Текст книги "Моя Лола. Записки мать-и-мачехи"
Автор книги: Наталья Ремиш
Жанр: Современная русская литература, Современная проза
Возрастные ограничения: +16
сообщить о неприемлемом содержимом
Текущая страница: 5 (всего у книги 21 страниц) [доступный отрывок для чтения: 7 страниц]
Обманутые ожидания
Лола отреагировала на мое появление в семье достаточно бурно. «Ты появилась, и у нас теперь все будет по-другому», – часто повторяла она. И каждый раз, услышав эту мантру, я покрывалась холодным потом.
Я очень боялась переезда в Нидерланды, а муж меня подбадривал. В России у меня оставался маленький бизнес, и пока было неизвестно, сможет ли он функционировать без меня. Но пугало даже не это.
Мы познакомились, когда у меня все было: квартира, машина, прекрасная работа. Переезд означал риск потерять доход, а значит, муж должен быть готов к тому, что я не стану приносить в семью деньги. Выйти на работу в офис я уже не могла, так как много лет работала сама на себя в удобном мне графике. Работа на кого-то сделала бы меня абсолютно несчастной. Так что я совершенно не понимала, что будет с моими доходами.
Однако беременность позволила мне переезжать без карьерных ожиданий: бессмысленно ждать от женщины в таком положении каких-то подвигов в чужой стране. Даже одна из руководителей крупнейшей в мире социальной сети Шерил Сэндберг написала в своей книге[5]5
Сэндберг Ш. Не бойся действовать: женщина, работа и воля к лидерству. М.: Альпина Паблишер, 2014. Прим. ред.

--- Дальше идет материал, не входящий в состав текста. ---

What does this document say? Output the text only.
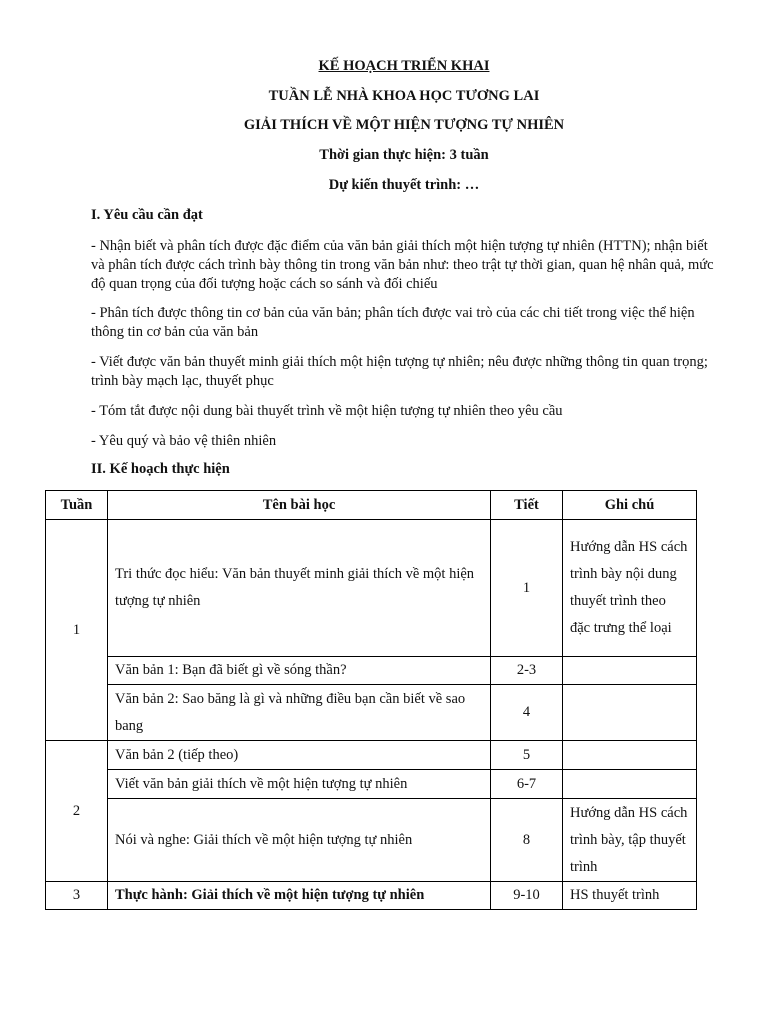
KẾ HOẠCH TRIỂN KHAI
TUẦN LỄ NHÀ KHOA HỌC TƯƠNG LAI
GIẢI THÍCH VỀ MỘT HIỆN TƯỢNG TỰ NHIÊN
Thời gian thực hiện: 3 tuần
Dự kiến thuyết trình: …
I. Yêu cầu cần đạt
- Nhận biết và phân tích được đặc điểm của văn bản giải thích một hiện tượng tự nhiên (HTTN); nhận biết và phân tích được cách trình bày thông tin trong văn bản như: theo trật tự thời gian, quan hệ nhân quả, mức độ quan trọng của đối tượng hoặc cách so sánh và đối chiếu
- Phân tích được thông tin cơ bản của văn bản; phân tích được vai trò của các chi tiết trong việc thể hiện thông tin cơ bản của văn bản
- Viết được văn bản thuyết minh giải thích một hiện tượng tự nhiên; nêu được những thông tin quan trọng; trình bày mạch lạc, thuyết phục
- Tóm tắt được nội dung bài thuyết trình về một hiện tượng tự nhiên theo yêu cầu
- Yêu quý và bảo vệ thiên nhiên
II. Kế hoạch thực hiện
Tuần	Tên bài học	Tiết	Ghi chú
1	Tri thức đọc hiểu: Văn bản thuyết minh giải thích về một hiện tượng tự nhiên	1	Hướng dẫn HS cách trình bày nội dung thuyết trình theo đặc trưng thể loại
	Văn bản 1: Bạn đã biết gì về sóng thần?	2-3	
	Văn bản 2: Sao băng là gì và những điều bạn cần biết về sao bang	4	
2	Văn bản 2 (tiếp theo)	5	
	Viết văn bản giải thích về một hiện tượng tự nhiên	6-7	
	Nói và nghe: Giải thích về một hiện tượng tự nhiên	8	Hướng dẫn HS cách trình bày, tập thuyết trình
3	Thực hành: Giải thích về một hiện tượng tự nhiên	9-10	HS thuyết trình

[Закрыть], что беременная женщина не способна к полноценному функционированию на работе. Я ухватилась за эту мысль и поделилась с мужем – в надежде, что он меня поддержит.
– Ну что ты себя сравниваешь? Одно дело – она, а другое – ты. Ты все сможешь! У меня есть знакомая, которая забеременела, купила дом, уехала в другой город и бизнес построила. И все до рождения ребенка.

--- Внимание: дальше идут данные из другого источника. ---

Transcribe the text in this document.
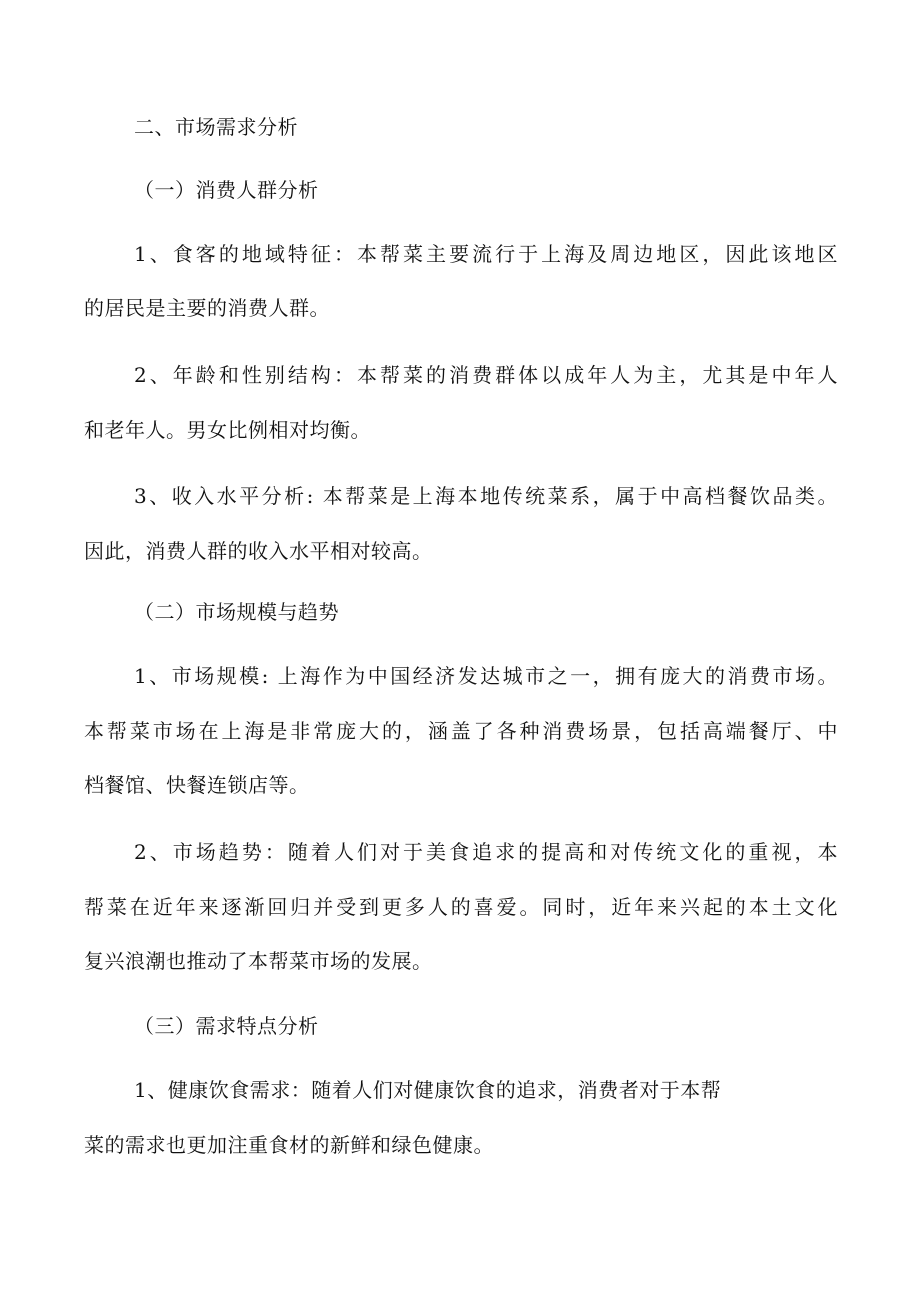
二、市场需求分析
（一）消费人群分析
1、食客的地域特征：本帮菜主要流行于上海及周边地区，因此该地区
的居民是主要的消费人群。
2、年龄和性别结构：本帮菜的消费群体以成年人为主，尤其是中年人
和老年人。男女比例相对均衡。
3、收入水平分析: 本帮菜是上海本地传统菜系，属于中高档餐饮品类。
因此，消费人群的收入水平相对较高。
（二）市场规模与趋势
1、市场规模: 上海作为中国经济发达城市之一，拥有庞大的消费市场。
本帮菜市场在上海是非常庞大的，涵盖了各种消费场景，包括高端餐厅、中
档餐馆、快餐连锁店等。
2、市场趋势：随着人们对于美食追求的提高和对传统文化的重视，本
帮菜在近年来逐渐回归并受到更多人的喜爱。同时，近年来兴起的本土文化
复兴浪潮也推动了本帮菜市场的发展。
（三）需求特点分析
1、健康饮食需求：随着人们对健康饮食的追求，消费者对于本帮
菜的需求也更加注重食材的新鲜和绿色健康。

Я задохнулась от ужаса. Неужели он ждет от меня того же?
От выросшего в Таджикистане мужчины все ожидали патриархального подхода к семье и мужского шовинизма. У нас на словах все получалось по-другому. Муж говорил, что возможности и права у всех одинаковые, так что и ожидания должны быть соответствующими.
Я затихла, прикидывая, что именно я должна делать на одном с ним уровне: столько же зарабатывать или так же хорошо готовить? Я не могла ни того, ни другого. В моей семье мама была хранительницей очага в классическом понимании, а папа добывал деньги. Я же застряла посередине. Я люблю детей и все, что касается дома. Но я совершенно далека от кухни и стандартных бытовых проблем.

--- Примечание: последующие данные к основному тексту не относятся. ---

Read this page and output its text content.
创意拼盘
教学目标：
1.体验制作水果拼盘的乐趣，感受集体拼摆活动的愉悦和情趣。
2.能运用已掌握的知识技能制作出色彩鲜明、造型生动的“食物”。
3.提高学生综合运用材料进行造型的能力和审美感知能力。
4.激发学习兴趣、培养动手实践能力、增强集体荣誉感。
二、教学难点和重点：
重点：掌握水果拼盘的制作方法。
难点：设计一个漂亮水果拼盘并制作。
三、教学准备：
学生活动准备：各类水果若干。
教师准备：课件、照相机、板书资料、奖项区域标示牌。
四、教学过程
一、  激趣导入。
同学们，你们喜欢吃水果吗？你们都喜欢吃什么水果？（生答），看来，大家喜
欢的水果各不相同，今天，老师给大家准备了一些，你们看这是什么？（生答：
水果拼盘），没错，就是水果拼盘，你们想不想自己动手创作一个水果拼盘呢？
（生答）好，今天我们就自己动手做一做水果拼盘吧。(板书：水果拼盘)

В итоге мы обсудили, что значит «равные возможности», как это отражается на мне, на детях, как мы видим роль женщины и мужчины в семье. Это был один из самых сложных для меня разговоров, который растянулся на несколько месяцев.
Однажды мы гуляли по берегу моря и у нас зашла речь о возможностях женщин в современном мире. Потом мы переключились на обсуждение ролевых моделей в семье. Я слушала мужа и не понимала, как мы будем дальше жить вместе. У нас оказались абсолютно разные жизненные позиции. Мира ползала по песку, а я спрашивала себя: «Почему ты все это не выяснила до того, как забеременеть?»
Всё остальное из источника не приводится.